Operational and crisis planning

 

Professional operational and crisis planning is what prevents potential problems from turning into a disasters.  Proper planning and preparation is what sets the professionals apart from the amateurs. All operational and crisis planning needs to be kept simple and relevant to the problems they are trying to prevent or minimize. All procedures need to be rehearsed so everyone is clear on what they need to do in an emergency- talking about it is not enough. Plans discussed in comfortable meeting rooms will be enacted in a completely different manner when people are under stress, frightened and things around them are going wrong.
One thing to remember when drawing up your operational and crisis plans is the simple truth that in reality everything will most likely go wrong. Therefore, you must try to keep your plans as simple and flexible as possible;  your plans must be able to adapt to very fluid situations .
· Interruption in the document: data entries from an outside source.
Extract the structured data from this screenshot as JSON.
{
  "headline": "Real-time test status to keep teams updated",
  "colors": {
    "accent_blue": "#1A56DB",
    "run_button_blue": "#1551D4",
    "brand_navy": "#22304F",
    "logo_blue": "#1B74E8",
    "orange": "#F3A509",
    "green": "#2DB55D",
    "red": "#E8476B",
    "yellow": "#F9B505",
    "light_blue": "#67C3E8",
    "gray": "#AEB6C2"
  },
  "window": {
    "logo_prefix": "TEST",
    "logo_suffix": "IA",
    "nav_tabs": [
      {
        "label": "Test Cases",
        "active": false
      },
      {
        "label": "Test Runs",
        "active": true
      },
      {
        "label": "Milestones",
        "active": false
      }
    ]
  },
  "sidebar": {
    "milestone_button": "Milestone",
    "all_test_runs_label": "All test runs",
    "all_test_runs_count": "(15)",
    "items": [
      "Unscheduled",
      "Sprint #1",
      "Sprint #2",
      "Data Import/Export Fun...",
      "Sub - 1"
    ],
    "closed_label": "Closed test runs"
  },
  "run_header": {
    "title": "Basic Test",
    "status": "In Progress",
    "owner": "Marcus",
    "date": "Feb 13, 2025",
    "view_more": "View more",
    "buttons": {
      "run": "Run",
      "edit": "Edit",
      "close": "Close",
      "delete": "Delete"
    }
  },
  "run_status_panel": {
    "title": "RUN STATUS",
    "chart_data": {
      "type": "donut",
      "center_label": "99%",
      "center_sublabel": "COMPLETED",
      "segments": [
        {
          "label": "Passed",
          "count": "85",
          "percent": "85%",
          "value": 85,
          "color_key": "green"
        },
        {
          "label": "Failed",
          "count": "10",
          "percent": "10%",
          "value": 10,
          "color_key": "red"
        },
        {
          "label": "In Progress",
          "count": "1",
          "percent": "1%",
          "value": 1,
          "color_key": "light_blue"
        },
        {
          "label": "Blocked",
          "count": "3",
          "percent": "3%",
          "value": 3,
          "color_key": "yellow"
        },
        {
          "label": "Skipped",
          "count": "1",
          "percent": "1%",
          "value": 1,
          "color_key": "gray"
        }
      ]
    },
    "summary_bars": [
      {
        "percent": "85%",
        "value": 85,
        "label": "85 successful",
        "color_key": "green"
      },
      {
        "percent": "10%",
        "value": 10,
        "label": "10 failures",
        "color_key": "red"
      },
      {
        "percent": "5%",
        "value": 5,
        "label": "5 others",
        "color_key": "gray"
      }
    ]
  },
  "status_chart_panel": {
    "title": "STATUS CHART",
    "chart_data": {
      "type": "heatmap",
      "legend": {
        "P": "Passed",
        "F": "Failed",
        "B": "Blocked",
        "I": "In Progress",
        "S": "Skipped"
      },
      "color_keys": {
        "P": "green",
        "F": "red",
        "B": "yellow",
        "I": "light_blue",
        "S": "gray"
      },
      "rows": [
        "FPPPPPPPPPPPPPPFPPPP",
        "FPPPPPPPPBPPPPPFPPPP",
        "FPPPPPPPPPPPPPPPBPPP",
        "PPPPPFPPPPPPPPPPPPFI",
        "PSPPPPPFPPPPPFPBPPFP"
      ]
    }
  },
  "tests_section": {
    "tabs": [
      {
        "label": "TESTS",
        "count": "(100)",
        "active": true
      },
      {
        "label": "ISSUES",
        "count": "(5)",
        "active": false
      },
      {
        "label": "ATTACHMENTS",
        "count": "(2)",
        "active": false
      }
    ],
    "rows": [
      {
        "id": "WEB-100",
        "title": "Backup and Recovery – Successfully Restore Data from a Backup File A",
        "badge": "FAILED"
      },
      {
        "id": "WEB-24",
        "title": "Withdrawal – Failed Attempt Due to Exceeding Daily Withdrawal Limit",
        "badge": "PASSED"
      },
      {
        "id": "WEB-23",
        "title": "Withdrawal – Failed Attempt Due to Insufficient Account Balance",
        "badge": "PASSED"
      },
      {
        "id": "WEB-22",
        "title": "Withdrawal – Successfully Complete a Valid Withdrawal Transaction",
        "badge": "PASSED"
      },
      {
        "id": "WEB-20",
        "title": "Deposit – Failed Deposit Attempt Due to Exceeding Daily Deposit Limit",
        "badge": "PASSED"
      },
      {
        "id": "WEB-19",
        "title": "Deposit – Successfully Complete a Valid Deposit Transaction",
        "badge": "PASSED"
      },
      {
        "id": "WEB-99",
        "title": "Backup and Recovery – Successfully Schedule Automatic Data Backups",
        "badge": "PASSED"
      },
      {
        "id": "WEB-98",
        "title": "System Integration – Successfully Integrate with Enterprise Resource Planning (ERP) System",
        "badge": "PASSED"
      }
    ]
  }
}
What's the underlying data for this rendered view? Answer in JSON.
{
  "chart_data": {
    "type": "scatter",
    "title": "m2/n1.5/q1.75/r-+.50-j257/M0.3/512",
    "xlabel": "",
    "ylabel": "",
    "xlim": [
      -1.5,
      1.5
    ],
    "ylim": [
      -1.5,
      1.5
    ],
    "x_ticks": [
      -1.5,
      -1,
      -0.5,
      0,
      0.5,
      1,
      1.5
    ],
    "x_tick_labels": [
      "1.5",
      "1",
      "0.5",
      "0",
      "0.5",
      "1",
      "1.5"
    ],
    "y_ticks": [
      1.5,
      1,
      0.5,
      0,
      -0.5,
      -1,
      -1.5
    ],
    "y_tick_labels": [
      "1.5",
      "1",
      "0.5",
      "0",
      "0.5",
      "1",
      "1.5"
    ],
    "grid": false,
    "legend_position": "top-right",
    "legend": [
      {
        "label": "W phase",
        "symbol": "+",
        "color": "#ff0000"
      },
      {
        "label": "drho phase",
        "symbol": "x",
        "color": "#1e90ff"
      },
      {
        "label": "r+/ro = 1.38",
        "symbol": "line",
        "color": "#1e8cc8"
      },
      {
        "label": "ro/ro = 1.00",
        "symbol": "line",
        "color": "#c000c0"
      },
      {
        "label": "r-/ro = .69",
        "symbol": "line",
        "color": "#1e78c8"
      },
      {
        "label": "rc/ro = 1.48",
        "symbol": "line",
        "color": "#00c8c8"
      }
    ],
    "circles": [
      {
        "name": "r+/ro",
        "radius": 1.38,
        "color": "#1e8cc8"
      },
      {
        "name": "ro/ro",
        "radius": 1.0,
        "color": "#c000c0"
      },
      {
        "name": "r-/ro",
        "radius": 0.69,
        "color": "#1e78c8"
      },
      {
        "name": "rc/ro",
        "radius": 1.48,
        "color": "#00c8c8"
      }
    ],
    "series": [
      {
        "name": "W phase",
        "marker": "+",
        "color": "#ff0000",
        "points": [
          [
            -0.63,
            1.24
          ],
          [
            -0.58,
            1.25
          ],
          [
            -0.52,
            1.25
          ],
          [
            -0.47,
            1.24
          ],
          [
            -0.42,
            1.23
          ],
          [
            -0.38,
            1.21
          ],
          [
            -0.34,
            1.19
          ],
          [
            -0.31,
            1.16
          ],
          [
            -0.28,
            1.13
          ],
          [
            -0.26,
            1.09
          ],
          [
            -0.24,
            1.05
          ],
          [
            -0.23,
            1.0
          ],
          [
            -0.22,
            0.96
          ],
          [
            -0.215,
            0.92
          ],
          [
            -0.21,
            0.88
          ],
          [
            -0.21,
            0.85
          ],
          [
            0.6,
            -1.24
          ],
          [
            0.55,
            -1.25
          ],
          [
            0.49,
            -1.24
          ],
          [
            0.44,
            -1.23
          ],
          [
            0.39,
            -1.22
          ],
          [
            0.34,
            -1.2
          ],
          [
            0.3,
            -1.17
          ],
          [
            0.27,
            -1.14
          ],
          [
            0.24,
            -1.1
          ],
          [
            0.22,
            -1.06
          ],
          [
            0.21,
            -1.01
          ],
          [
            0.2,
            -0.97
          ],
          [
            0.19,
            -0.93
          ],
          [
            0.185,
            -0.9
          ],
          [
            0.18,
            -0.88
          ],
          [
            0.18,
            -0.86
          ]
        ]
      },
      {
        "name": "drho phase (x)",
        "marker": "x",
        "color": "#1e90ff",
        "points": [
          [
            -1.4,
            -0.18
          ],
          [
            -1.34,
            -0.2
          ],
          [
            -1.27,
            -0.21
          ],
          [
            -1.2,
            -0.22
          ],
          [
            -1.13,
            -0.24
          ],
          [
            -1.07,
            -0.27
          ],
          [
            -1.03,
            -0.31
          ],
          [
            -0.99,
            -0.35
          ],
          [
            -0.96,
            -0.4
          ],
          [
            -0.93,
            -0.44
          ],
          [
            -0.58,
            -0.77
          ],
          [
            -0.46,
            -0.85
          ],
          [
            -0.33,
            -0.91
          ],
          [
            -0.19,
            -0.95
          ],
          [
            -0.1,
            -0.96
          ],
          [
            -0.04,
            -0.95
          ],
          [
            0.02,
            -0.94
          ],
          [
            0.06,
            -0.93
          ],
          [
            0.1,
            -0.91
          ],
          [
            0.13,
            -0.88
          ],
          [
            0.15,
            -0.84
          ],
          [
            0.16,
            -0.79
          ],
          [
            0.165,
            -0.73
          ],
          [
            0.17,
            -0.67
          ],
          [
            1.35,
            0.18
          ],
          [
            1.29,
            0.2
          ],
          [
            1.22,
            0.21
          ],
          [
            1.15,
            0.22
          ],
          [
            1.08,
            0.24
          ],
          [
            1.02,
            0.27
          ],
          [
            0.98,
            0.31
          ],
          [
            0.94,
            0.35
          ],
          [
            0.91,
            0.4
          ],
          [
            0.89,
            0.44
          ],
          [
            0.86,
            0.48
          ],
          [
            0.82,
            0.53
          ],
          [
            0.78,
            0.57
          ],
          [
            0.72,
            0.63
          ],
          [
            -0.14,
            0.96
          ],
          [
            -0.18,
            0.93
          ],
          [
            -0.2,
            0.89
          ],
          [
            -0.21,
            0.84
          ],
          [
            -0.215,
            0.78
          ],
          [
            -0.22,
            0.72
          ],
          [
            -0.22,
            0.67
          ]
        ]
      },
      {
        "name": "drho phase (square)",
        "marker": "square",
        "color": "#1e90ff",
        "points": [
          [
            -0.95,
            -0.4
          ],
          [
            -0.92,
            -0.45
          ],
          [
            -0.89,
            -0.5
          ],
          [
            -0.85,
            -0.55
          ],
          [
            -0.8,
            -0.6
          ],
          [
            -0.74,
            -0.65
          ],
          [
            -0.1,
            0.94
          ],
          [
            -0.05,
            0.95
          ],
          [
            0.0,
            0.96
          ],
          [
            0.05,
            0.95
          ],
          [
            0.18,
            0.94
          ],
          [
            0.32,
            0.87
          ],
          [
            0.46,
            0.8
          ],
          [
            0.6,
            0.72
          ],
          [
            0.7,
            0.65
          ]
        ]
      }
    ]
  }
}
Over the years we have come across quite a few “experts” who have drawn up crisis plans for large business and government facilities that were completely unrealistic.  One national organization, which had a contract with a local authority, contracted us to put together a 4-hour program designed to train unarmed county security personnel and bus drivers in anti-terrorist and hostage rescue techniques.  It took numerous conversation to get these people for them to understand it takes more than 4 hours to train a SWAT personnel and it helps if the students have a little bit of experience. Teaching such techniques to untrained, unfit and inexperienced people simply increases the chances are that if there was ever a hostage incident, they would do nothing more than escalate the situation and cause unnecessary casualties. These things are best left to the professionals.